Gesundheitsökonom Willy Oggier glaubt, dass ein Ja in Basel ein starkes Signal gesendet hätte, dass man solche Fusionen politisch übersteht. «Wenn es zwei Kantonen mit einer derart schwierigen Vorgeschichte gelungen wäre, dann ginge es fast überall.» Das Nein lässt sich laut Oggier aber nicht als Abschreckung für die restliche Schweiz deuten. Speziell sei in Basel, dass die Privatkliniken in der Stadt eine grosse soziale Tradition hätten. «Diese Kliniken hätten unter der Fusion gelitten, das wollten viele nicht – auch unter Linken.»

Das Nein in Basel zeige zwei Dinge: Die Einsparnisse von Fusionen müssten grösser sein als in diesem Fall, sagt Oggier. «Ausserdem darf eine Partei nicht so deutlich profitieren, wie es Baselland getan hätte.» Den Stadtbaslern hätte der Zusammenschluss kaum genützt.

Die Linke stört sich an der Rechtsform

Auch Thomas Heiniger (FDP), Präsident der Konferenz der kantonalen Gesundheitsdirektorinnen und Zürcher Regierungsrat, befürchtet nicht, dass das Nein aus Basel ähnliche Projekte bremsen werde. «Koordination und Konzentration von Spitälern sind der richtige Weg, sowohl wirtschaftlich als auch in Bezug auf die Qualität», sagte Heiniger.   

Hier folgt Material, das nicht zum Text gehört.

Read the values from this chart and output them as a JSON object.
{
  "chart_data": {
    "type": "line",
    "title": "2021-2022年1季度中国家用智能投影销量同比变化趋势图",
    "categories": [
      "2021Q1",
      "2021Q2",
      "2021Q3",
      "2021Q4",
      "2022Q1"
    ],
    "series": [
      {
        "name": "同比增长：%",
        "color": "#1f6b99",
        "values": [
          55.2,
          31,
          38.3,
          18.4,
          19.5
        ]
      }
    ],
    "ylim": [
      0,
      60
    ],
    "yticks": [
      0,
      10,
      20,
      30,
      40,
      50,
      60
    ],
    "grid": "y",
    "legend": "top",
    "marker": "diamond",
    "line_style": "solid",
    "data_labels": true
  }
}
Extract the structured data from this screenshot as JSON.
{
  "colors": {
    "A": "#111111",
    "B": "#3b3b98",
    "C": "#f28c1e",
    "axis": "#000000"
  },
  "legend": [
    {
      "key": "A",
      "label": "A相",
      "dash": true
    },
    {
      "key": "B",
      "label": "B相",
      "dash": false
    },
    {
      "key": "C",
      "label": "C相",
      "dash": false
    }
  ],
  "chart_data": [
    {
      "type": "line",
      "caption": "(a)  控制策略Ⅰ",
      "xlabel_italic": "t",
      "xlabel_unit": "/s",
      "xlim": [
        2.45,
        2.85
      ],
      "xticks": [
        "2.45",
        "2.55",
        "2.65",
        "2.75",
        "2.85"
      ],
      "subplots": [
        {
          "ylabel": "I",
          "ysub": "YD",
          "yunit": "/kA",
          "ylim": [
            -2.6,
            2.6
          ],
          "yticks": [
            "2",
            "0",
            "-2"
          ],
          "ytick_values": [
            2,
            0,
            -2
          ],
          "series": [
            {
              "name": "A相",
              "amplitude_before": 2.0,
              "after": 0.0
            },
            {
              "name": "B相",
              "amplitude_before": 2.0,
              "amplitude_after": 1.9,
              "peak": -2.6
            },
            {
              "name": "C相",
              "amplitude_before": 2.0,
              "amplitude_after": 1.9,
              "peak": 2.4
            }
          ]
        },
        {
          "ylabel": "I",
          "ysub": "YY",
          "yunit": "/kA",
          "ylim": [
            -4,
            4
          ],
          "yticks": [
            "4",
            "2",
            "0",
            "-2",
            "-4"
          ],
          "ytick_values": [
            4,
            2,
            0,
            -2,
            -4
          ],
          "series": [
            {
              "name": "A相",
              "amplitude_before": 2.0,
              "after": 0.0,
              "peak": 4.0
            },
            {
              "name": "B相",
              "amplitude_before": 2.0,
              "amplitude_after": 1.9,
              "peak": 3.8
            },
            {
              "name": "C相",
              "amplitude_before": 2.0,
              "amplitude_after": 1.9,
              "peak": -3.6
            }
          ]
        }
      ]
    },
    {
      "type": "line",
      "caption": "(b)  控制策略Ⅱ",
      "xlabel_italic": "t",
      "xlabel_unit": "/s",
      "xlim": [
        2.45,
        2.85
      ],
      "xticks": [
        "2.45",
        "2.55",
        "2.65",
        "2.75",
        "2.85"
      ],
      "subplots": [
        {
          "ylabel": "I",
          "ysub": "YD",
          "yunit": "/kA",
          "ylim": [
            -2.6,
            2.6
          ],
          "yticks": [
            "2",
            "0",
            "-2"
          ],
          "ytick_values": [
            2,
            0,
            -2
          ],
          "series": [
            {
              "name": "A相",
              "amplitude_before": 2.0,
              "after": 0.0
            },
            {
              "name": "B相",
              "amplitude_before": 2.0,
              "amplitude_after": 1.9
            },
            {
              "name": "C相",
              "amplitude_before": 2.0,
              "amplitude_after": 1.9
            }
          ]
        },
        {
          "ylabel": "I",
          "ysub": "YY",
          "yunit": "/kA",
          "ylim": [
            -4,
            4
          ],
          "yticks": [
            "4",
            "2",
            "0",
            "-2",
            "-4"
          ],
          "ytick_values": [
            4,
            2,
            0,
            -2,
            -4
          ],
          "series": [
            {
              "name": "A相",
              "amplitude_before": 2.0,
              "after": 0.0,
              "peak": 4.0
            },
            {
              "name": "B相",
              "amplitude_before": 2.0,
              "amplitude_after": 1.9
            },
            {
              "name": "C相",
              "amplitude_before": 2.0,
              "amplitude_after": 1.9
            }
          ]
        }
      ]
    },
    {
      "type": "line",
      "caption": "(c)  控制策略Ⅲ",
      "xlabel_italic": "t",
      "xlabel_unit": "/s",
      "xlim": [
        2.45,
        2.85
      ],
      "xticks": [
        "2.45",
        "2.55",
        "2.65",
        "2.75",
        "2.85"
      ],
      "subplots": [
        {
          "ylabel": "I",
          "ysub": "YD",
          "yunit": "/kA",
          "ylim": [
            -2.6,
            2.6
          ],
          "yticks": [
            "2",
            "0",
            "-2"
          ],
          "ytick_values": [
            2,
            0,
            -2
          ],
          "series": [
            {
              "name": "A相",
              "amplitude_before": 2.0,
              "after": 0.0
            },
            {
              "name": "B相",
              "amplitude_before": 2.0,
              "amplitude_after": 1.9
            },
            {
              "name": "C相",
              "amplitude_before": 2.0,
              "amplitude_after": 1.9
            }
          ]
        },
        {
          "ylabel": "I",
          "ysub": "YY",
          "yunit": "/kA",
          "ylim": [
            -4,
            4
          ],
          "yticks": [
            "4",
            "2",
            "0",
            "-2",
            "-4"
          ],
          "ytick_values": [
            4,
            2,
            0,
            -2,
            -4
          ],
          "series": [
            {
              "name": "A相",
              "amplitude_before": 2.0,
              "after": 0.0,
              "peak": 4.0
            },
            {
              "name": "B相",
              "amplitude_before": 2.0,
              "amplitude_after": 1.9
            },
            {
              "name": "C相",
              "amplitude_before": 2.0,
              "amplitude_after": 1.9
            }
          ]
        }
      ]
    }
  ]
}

Diesen Weg begehen gerade Luzern und Nidwalden. 2020 soll das Kantonsspital Luzern jenes von Nidwalden übernehmen. Auch hier allerdings stört sich die Linke an der Umwandlung in eine Aktiengesellschaft.

Etliche Projekte gescheitert

Spitalfusionen haben es in der Schweiz nicht leicht. 2007 scheiterte ein solches Vorhaben zwischen dem Spital Männedorf mit dem Spital Linth in Uznach. Schon Ende 90er-Jahre beendete die Stimmbevölkerung die geplante Fusion der Unispitäler Lausanne und Genf. Auch in Basel ist vorerst Schluss. Der städtische Gesundheitsdirektor Lukas Engelberger (CVP) sagte gegenüber Medien, dass er keine abgeänderte Fusionsvorlage vorlege. Die zwei Kantonsspitäler könnten künftig nur «sehr limitiert» zusammenarbeiten.